"Zero è uguale al 93,789 per cento. Zero deve essere uguale al cento per cento". In una Londra di un futuro non precisato, Qohen Leth (Christoph Waltz) vive dentro una chiesa abbandonata. Disturbato ed eccentrico genio del computer, ha difficoltà a relazionarsi con il prossimo. La sua esistenza è condizionata dall'angoscia, nell'attesa di una telefonata che, ne è sicuro, gli darà finalmente le risposte che aspetta da tempo.
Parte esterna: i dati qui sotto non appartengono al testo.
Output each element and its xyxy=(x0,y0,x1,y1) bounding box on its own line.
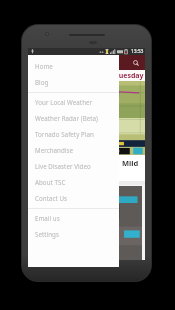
button[interactable]: Search xyxy=(130,57,141,68)
staticText: Tuesday xyxy=(115,71,144,81)
button[interactable] xyxy=(28,81,145,155)
staticText: Merchandise xyxy=(35,146,74,154)
staticText: Home xyxy=(35,62,53,70)
button[interactable]: Blog xyxy=(28,74,119,90)
staticText: Live Disaster Video xyxy=(35,162,91,170)
staticText: Email us xyxy=(35,214,60,222)
button[interactable]: Weather Radar (Beta) xyxy=(28,110,119,126)
staticText: About TSC xyxy=(35,178,66,186)
staticText: Weather Radar (Beta) xyxy=(35,114,98,122)
button[interactable]: About TSC xyxy=(28,174,119,190)
button[interactable] xyxy=(28,185,145,260)
button[interactable]: Tornado Safety Plan xyxy=(28,126,119,142)
button[interactable]: Home xyxy=(28,58,119,74)
staticText: Your Local Weather xyxy=(35,98,93,106)
button[interactable]: Your Local Weather xyxy=(28,94,119,110)
button[interactable]: Contact Us xyxy=(28,190,119,206)
staticText: Mild xyxy=(122,158,139,168)
button[interactable]: Live Disaster Video xyxy=(28,158,119,174)
staticText: Contact Us xyxy=(35,194,67,202)
button[interactable]: Merchandise xyxy=(28,142,119,158)
staticText: Tornado Safety Plan xyxy=(35,130,94,138)
button[interactable]: Settings xyxy=(28,226,119,242)
staticText: Blog xyxy=(35,78,49,86)
staticText: 13:53 xyxy=(131,48,144,55)
button[interactable]: Email us xyxy=(28,210,119,226)
staticText: Settings xyxy=(35,230,59,238)
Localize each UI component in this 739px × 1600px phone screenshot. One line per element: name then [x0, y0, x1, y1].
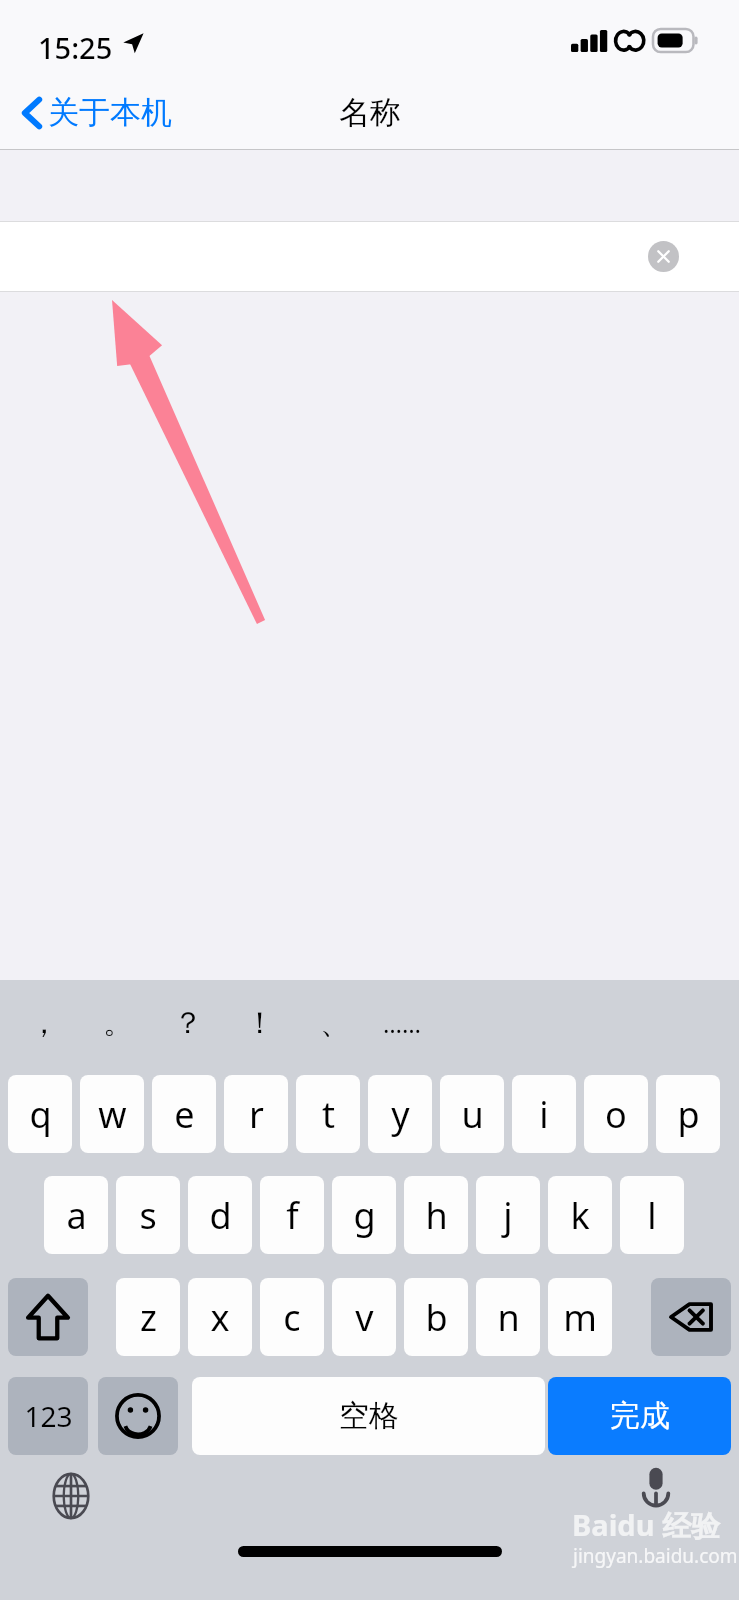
staticText: 。 — [103, 1004, 133, 1042]
button[interactable]: 、 — [305, 990, 365, 1056]
button[interactable]: h — [404, 1176, 468, 1254]
button[interactable]: g — [332, 1176, 396, 1254]
button[interactable]: q — [8, 1075, 72, 1153]
staticText: ！ — [245, 1004, 275, 1042]
button[interactable]: e — [152, 1075, 216, 1153]
staticText: 空格 — [339, 1397, 399, 1435]
staticText: l — [647, 1191, 657, 1240]
button[interactable]: x — [188, 1278, 252, 1356]
button[interactable]: d — [188, 1176, 252, 1254]
button[interactable]: 删除 — [651, 1278, 731, 1356]
staticText: Baidu 经验 — [572, 1505, 721, 1545]
staticText: w — [98, 1090, 127, 1139]
button[interactable]: ！ — [230, 990, 290, 1056]
button[interactable]: j — [476, 1176, 540, 1254]
button[interactable]: Shift — [8, 1278, 88, 1356]
button[interactable]: z — [116, 1278, 180, 1356]
button[interactable]: 表情 — [98, 1377, 178, 1455]
staticText: 完成 — [610, 1397, 670, 1435]
staticText: jingyan.baidu.com — [573, 1543, 738, 1569]
staticText: t — [322, 1090, 335, 1139]
button[interactable]: 语音输入 — [626, 1458, 686, 1518]
staticText: q — [29, 1090, 52, 1139]
button[interactable]: k — [548, 1176, 612, 1254]
staticText: …… — [383, 1007, 421, 1040]
button[interactable]: u — [440, 1075, 504, 1153]
button[interactable]: 完成 — [548, 1377, 731, 1455]
staticText: k — [570, 1191, 590, 1240]
button[interactable]: s — [116, 1176, 180, 1254]
button[interactable]: r — [224, 1075, 288, 1153]
button[interactable]: l — [620, 1176, 684, 1254]
staticText: j — [503, 1191, 513, 1240]
button[interactable]: 。 — [88, 990, 148, 1056]
button[interactable]: 清除 — [0, 221, 739, 292]
staticText: c — [283, 1293, 301, 1342]
staticText: y — [391, 1090, 410, 1139]
staticText: h — [425, 1191, 448, 1240]
button[interactable]: p — [656, 1075, 720, 1153]
button[interactable]: m — [548, 1278, 612, 1356]
button[interactable]: n — [476, 1278, 540, 1356]
button[interactable]: c — [260, 1278, 324, 1356]
staticText: x — [210, 1293, 230, 1342]
button[interactable]: 空格 — [192, 1377, 545, 1455]
staticText: g — [353, 1191, 376, 1240]
staticText: n — [497, 1293, 520, 1342]
staticText: 关于本机 — [48, 93, 172, 132]
button[interactable]: 关于本机 — [14, 75, 180, 150]
staticText: d — [209, 1191, 232, 1240]
staticText: 名称 — [339, 93, 401, 132]
staticText: f — [286, 1191, 299, 1240]
staticText: u — [461, 1090, 484, 1139]
staticText: e — [174, 1090, 195, 1139]
button[interactable]: 清除 — [648, 241, 679, 272]
staticText: s — [139, 1191, 157, 1240]
staticText: o — [605, 1090, 627, 1139]
button[interactable]: b — [404, 1278, 468, 1356]
button[interactable]: w — [80, 1075, 144, 1153]
button[interactable]: t — [296, 1075, 360, 1153]
staticText: i — [539, 1090, 549, 1139]
button[interactable]: 123 — [8, 1377, 88, 1455]
button[interactable]: f — [260, 1176, 324, 1254]
staticText: v — [355, 1293, 374, 1342]
staticText: ？ — [173, 1004, 203, 1042]
button[interactable]: i — [512, 1075, 576, 1153]
staticText: b — [425, 1293, 448, 1342]
staticText: p — [677, 1090, 700, 1139]
staticText: z — [140, 1293, 157, 1342]
staticText: 123 — [24, 1397, 73, 1435]
staticText: ， — [29, 1004, 59, 1042]
button[interactable]: y — [368, 1075, 432, 1153]
staticText: 、 — [320, 1004, 350, 1042]
button[interactable]: ， — [14, 990, 74, 1056]
button[interactable]: …… — [372, 990, 432, 1056]
button[interactable]: 切换键盘 — [40, 1465, 102, 1527]
staticText: r — [249, 1090, 264, 1139]
button[interactable]: ？ — [158, 990, 218, 1056]
staticText: a — [66, 1191, 87, 1240]
staticText: 15:25 — [38, 28, 113, 67]
button[interactable]: a — [44, 1176, 108, 1254]
button[interactable]: v — [332, 1278, 396, 1356]
staticText: m — [563, 1293, 597, 1342]
button[interactable]: o — [584, 1075, 648, 1153]
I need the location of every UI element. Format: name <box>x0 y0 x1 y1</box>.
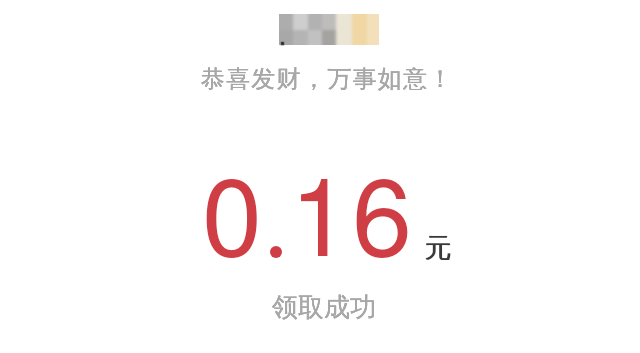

Intanto, però, deve venire a capo del nuovo progetto affidatogli da Management (Matt Damon), The Zero Theorem, destinato a fornire la soluzione del mistero sul senso della vita: oltre ad un progressivo esaurimento nervoso, Qohen dovrà "sopportare" anche le incursioni della bella e disinibita (?) Bainsley (Melanie Thierry) e del giovane figlio-prodigio di Management, Bob (Lucas Hedges).

Sovraccarico, imperfetto e libero, il film di Terry Gilliam - in concorso a Venezia otto anni dopo I fratelli Grimm e l'incantevole strega - rimanda gli occhi e il pensiero a Brazil, ma la riflessione è spostata di trent'anni in avanti. Ai nostri giorni, che nel futuro rappresentato dal film trovano un'iperbole riproduttiva spaventosa: la connessione è amplificata, i rapporti umani distrutti. Non a caso, Qohen parla in prima persona plurale e allontana da sé qualsiasi tipo di contatto con il prossimo: il passo successivo è un buco nero. Lo stesso che Qohen sogna in maniera ricorrente, lo stesso che - ma è solo un'ipotesi - ci potrebbe ingoiare tutti una volta risolto il Zero Theorem. La perfezione è la fine, la virtualità - unico modo in cui Qohen riesce ad avvicinarsi a Bainsley - semplicemente un surrogato. Dove alla fine, ancora una volta soli, potremo palleggiare con il sole.

Disperato, bellissimo.

In concorso a Venezia nel 2013, trova finalmente una distribuzione in sala.